Будущее - Дмитрий Глуховский
Шрифт:
Интервал:
Закладка:
Якобы мы в Страсбурге века эдак двадцатого.
То есть брусчатка у меня под ногами — та же самая, по которой ходили тут пятьсот лет назад. И фасады домов те же, что по несколько веков простояли снаружи, под живыми облаками. Только вот улица, убегающая было вдаль, бьется о глухую стену. Заканчивается тупиком из черного зеркала да и начинается им же.
Раньше там были круглосуточно включенные экраны, которые создавали видимость перспективы, продолжали обрубленную улицу и населяли ее шумной толпой. И фасады зданий по той стороне, откуда я появился, утоплены в такую же стену из чернильного стекла. Она достраивала обрезанные крыши, изображала дальние кварталы и служила небом.

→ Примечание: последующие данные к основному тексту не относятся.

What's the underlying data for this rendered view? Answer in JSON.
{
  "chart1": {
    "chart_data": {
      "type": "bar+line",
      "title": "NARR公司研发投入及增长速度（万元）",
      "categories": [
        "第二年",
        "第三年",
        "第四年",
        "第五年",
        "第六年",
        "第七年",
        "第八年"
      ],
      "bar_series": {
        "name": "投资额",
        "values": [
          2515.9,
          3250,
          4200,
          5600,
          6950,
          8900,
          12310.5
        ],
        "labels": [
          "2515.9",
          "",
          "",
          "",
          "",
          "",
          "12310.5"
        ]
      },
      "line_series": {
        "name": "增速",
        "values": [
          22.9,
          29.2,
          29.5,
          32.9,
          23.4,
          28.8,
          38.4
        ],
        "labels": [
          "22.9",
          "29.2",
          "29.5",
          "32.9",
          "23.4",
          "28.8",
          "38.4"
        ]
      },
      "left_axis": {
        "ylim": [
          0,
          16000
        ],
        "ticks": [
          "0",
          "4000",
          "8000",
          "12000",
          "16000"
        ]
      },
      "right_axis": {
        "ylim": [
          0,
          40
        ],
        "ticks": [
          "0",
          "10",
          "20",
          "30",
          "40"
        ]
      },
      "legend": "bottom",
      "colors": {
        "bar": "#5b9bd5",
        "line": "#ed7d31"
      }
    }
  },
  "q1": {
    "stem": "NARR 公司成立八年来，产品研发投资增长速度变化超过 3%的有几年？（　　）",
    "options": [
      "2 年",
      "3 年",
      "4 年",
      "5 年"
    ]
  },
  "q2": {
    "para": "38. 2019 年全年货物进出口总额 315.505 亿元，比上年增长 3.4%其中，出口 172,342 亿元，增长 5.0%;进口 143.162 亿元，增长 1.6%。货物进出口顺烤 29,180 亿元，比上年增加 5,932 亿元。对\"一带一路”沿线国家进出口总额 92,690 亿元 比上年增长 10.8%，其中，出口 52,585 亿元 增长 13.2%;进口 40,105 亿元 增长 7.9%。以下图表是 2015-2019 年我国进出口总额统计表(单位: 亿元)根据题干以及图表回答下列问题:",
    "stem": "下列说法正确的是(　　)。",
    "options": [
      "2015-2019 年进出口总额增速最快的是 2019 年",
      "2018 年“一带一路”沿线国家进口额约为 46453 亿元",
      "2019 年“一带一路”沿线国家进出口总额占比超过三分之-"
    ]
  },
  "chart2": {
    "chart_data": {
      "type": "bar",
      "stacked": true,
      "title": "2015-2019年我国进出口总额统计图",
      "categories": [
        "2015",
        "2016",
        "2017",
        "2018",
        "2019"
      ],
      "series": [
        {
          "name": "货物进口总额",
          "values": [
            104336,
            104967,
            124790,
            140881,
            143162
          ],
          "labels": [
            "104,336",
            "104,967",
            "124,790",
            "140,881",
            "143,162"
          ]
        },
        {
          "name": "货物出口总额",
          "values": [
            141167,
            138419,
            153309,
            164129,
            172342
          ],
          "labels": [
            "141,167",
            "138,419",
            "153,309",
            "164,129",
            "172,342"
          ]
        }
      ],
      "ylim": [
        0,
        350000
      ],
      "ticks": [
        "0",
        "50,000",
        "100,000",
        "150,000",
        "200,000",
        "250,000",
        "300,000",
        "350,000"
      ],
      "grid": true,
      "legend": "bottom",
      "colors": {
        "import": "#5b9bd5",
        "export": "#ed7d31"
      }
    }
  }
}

Но для того чтобы симулировать реальность, приходилось жечь немало электричества. Европа работает на предельных оборотах, и каждый киловатт, как и каждый глоток воды или воздуха, выставлен на аукцион. Его покупает тот, кто может его себе позволить. А на нулевом уровне живут те, кто не может платить по счетам за иллюзии. Поэтому небо и перспектива тут отключены за неуплату.
Один квадратный километр старого Страсбурга заключен в куб из черного стекла. Когда попадаешь сюда впервые, можно обмануться и решить, что здесь просто ночь. Но ночь такой темной не бывает. Такая тьма может стоять, скажем, во чреве кита.
В брюхо выныривающего из эльзасской земли «Левиафана» набился миллион метров перекушенных старинных улочек, обсосанных временем каменных мостовых, объедков кирпичных домов. Но он еще заглотил и добычу, переварить которую ему оказалось не по силам.
В самой середине бокса стоит стосорокаметровая глыба — Штрассбургер Либфрауенмюнстер. Я зову его по-свойски — просто Мюнстер.
Возводили его пять веков подряд, что при тогдашней мышиной продолжительности жизни человека равнялось бесконечности. Двести долгих лет эта штуковина была самым высоким в мире сооружением. В тот момент, наверное, могло показаться, что корпели не зря.
Потом человечество наловчилось строить из стали, и сложенный из розового песчаника собор вышел на пенсию; а когда наступила эра композита, его просто убрали в кладовку к другим старым игрушкам.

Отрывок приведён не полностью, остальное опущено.